I assume that, like all writers, I got into writing through a love of reading. I was an avid reader as a kid, with my mom setting the example around the house. It wasn't until the sixth grade that I discovered the great joy in writing, though, when a homework assignment to use vocabulary words in sentences prompted me to write something about a sniper rifle and blood and guts, like you'd expect an eleven-year-old who read a lot of R.L Stine and was starting to read Stephen King would do. I've been writing ever since, often marveling at how much joy there is in putting words in sentences.

2. When starting a book how much of it comes straight from your imagination and how much is research?


It's hard to say exactly what percentage is what, since life experience has so much to do with the things you imagine, but could technically count as research. I'd say that I definitely skew more into imagination though. Like I recently said in a panel, I'm a fiction writer; I like to lie. Yes, my Google search history probably looks as weird as any other writers' does, and when writing Let's Get Lost, I made prominent use of Google Maps. Most of my research is setting-based, making sure I'm not completely getting the feel of a place I've never been to wrong. I also look up little details I may not know about, like what a mechanic might do with a general check up of a car. But I'm a writer because I like leaving things up to the imagination, and I'm okay with letting the imagined world overtake the real one.
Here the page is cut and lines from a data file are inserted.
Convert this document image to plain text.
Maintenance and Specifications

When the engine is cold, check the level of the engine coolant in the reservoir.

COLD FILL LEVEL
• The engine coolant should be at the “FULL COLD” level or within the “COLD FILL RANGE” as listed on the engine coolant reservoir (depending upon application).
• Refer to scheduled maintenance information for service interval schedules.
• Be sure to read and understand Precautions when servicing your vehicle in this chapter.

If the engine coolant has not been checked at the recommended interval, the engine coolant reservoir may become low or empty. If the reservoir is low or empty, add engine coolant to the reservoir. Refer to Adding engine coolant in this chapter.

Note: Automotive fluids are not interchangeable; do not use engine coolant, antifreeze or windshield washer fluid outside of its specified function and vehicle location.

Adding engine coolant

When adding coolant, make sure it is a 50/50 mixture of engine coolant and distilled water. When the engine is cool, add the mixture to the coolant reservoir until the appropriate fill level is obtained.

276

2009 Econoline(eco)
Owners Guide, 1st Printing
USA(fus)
3. Who is your favourite character you have written and why?


Strangely enough, a man named Leslie Truffles. I barely even know him, as he's made two or three brief appearances as a secondary character in short stories. But I love his name, and though I can tell he's a bit of a jerk, I'm looking forward to the story or book where he shows up and I start to discover exactly who he is.
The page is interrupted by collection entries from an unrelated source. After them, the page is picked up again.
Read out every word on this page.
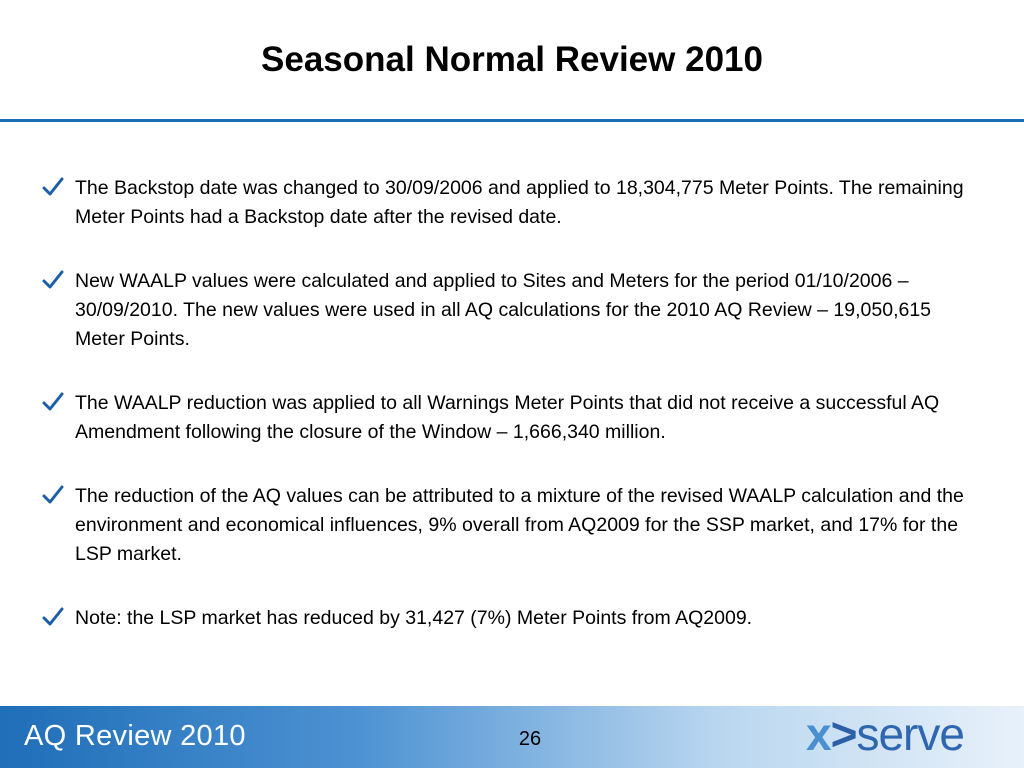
Seasonal Normal Review 2010
The Backstop date was changed to 30/09/2006 and applied to 18,304,775 Meter Points. The remaining Meter Points had a Backstop date after the revised date.
New WAALP values were calculated and applied to Sites and Meters for the period 01/10/2006 – 30/09/2010. The new values were used in all AQ calculations for the 2010 AQ Review – 19,050,615 Meter Points.
The WAALP reduction was applied to all Warnings Meter Points that did not receive a successful AQ Amendment following the closure of the Window – 1,666,340 million.
The reduction of the AQ values can be attributed to a mixture of the revised WAALP calculation and the environment and economical influences, 9% overall from AQ2009 for the SSP market, and 17% for the LSP market.
Note: the LSP market has reduced by 31,427 (7%) Meter Points from AQ2009.
AQ Review 2010	26	x>serve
4. Do you go into a book knowing how you want it to end?


So far, yes. Although I like to think that books happen more organically, that the plot and the characters have an ability to surprise the author and take things in an unexpected direction, the books I've written have so far been outlined and plotted before the writing itself is done. A few details end up taking a different turn along the way, but so far, I've stuck pretty closely to the outline I established for myself.

5. What 5 books would you recommend for your readers?

Ooh, good question. I like the phrasing, because it makes me think I should recommend books that maybe are similar to mine, rather than just my five favorite books. Even if that wasn't your intention, that's how I'll be answering the question. :)

  1. Let the Great World Spin by Colum McCann- Multiple POVs and storylines, each loosely connected to one another through the passing characters and events in the book. It's a book I could see Leila loving.
  2. Noggin by John Corey Whaley- The kind of intermingling between humor and emotion that I love seeing in YA, and that I try to achieve myself.
  3. Yes Man by Danny Wallace. Most people know the movie, but not the true life story of the British man who spent a year of his life saying yes to everything. A hilarious, compelling read that Bree and Leila would probably endorse. It has the power to change your life, and that's not an exaggeration.
  4. The Strange and Beautiful Sorrows of Ava Lavender by Leslye Walton. One of my favorite books of the year. Charming and heartbreaking and lovely, and the kind of book I'd love to someday write.
  5. The Storied Life of AJ Fikry by Gabrielle Zevin. Beautiful and touching book, even ignoring the fact that it's a love letter to books and bookstores (which I'm sure a good chunk of my readers are big fans of).